Certaines phrases de
Barrès dans ses Cahiers 1896-1923, (Plon, 1993), écrites
avant l'assassinat de Jaurès, ont armé le bras de son assassin :
« Déjà Jaurès, remarquez-le, a pris ses précautions.
Déjà il a quitté à demi la France. Il est citoyen
d'Europe. Il en prend les intérêts, les soucis.
--Enfin, me dit
quelqu'un, il vit de la langue française.
Mais non pas, il est
prêt à vivre de la langue allemande. Il a parlé à Berlin. Dès
maintenant sa pensée est allemande plutôt que française. »

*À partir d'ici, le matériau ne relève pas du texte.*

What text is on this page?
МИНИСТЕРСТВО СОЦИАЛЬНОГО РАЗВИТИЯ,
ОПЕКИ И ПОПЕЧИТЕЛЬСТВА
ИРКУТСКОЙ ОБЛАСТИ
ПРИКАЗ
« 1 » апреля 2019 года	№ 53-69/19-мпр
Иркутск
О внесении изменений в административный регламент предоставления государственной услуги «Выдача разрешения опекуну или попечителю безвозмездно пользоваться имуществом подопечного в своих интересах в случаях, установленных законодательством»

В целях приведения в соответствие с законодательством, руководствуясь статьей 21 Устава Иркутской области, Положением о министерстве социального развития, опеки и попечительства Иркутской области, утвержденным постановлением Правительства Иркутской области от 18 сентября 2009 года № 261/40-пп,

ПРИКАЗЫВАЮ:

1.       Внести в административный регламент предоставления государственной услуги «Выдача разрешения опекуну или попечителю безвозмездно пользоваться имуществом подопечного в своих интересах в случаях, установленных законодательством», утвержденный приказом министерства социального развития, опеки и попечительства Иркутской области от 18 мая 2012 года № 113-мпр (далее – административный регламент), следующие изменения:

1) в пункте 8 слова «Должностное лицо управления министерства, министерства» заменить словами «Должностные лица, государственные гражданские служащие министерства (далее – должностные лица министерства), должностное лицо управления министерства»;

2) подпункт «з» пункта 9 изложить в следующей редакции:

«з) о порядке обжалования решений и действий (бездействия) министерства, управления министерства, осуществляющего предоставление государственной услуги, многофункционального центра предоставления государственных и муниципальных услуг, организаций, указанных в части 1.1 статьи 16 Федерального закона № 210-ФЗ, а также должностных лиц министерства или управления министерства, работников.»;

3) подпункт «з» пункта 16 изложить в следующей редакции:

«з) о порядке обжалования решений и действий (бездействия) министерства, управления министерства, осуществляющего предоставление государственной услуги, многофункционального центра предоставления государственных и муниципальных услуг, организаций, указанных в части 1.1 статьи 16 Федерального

(op. cit. p.670, écrit en avril 1913)
Au lendemain de
l'assassinat de Jaurès, le 31 Juillet 1914, il se rend à son
domicile pour présenter ses condoléances. Il formule alors
l'admiration qui fut la sienne à l'égard de Jaurès : « Quelle
solitude autour de celui dont je sais bien qu'il était, car les
défauts n'empêchent rien, un noble homme, ma foi oui, un grand
homme : adieu Jaurès, que j'aurais voulu pouvoir librement
aimer ! » (p. 736, op. cit.) , tout en réitérant ses
critiques : « Il croyait défendre la cause du
prolétariat français, mais il s'était enfermé dans la pensée
allemande. »(p. 736, op.
cit.).
Tout cela montre la
gravité qu'il y a à tracer des mots dont les conséquences
lointaines peuvent, à chaque instant, nous échapper.